After studying the mechanism of Solr system, the Solr core formula is deformed and a formula is obtained:
Represents the text score weight that we give to the text. For example, there are three kinds of texts in this system: title, introduction and text. According to the importance, the title weight is 10, the lead weight is 5, and the text weight is 1.
Represents the text relevance score given by Lucene algorithm for text. This will comprehensively consider the number of words in the text, the probability of this search word appearing in all texts and other factors (students who want to know more about the principle can see the introduction of TF-IDF and cosine similarity).
Represents the data weight we give to the data. For example, this system has three kinds of data, comment volume, sharing volume and reading volume. According to the importance, the title comment weight is 100, the sharing weight is 200, and the reading weight is 1. (Generally, time decay will be introduced, which will not be discussed here for the time being.)

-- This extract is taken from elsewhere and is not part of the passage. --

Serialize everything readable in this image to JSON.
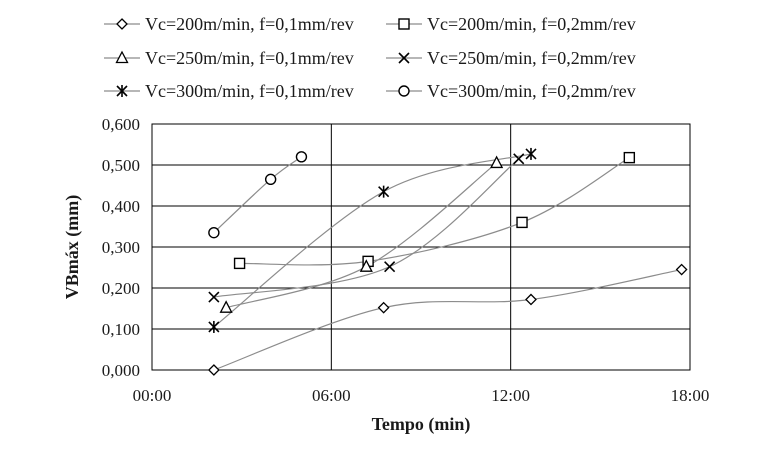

Represents a specific value of data. For example, this system has three kinds of data, comment volume, sharing volume and reading volume.
Represents the normalized coefficient, that is to say, it can give a lot of weight, and the final total score will be within a reasonable range.
This time it is judged according to the algorithm index. On behalf of this score, the user enters the amount of information provided by the query. If the input query provides more information, the greater the S.
Increase, unchanged, the previous coefficient unchanged, the previous coefficient increased. The greater the contribution of text data to the overall score, the greater the weight of text data relative to business data. For example, if you enter "Beijing National Day Traffic Congestion", compared with "Beijing National Day Traffic Congestion", "Beijing National Day Traffic Congestion" provides more information to the system. The greater the S value, the greater the text score in the total score.
So we can see that what ultimately affects the ranking is the weight we give to text data and business data, that is, the weight given to text and the weight given to data.
These two sets of data affect the final ranking of the search, and the assignment of this set of data is the understanding of the search system to the business.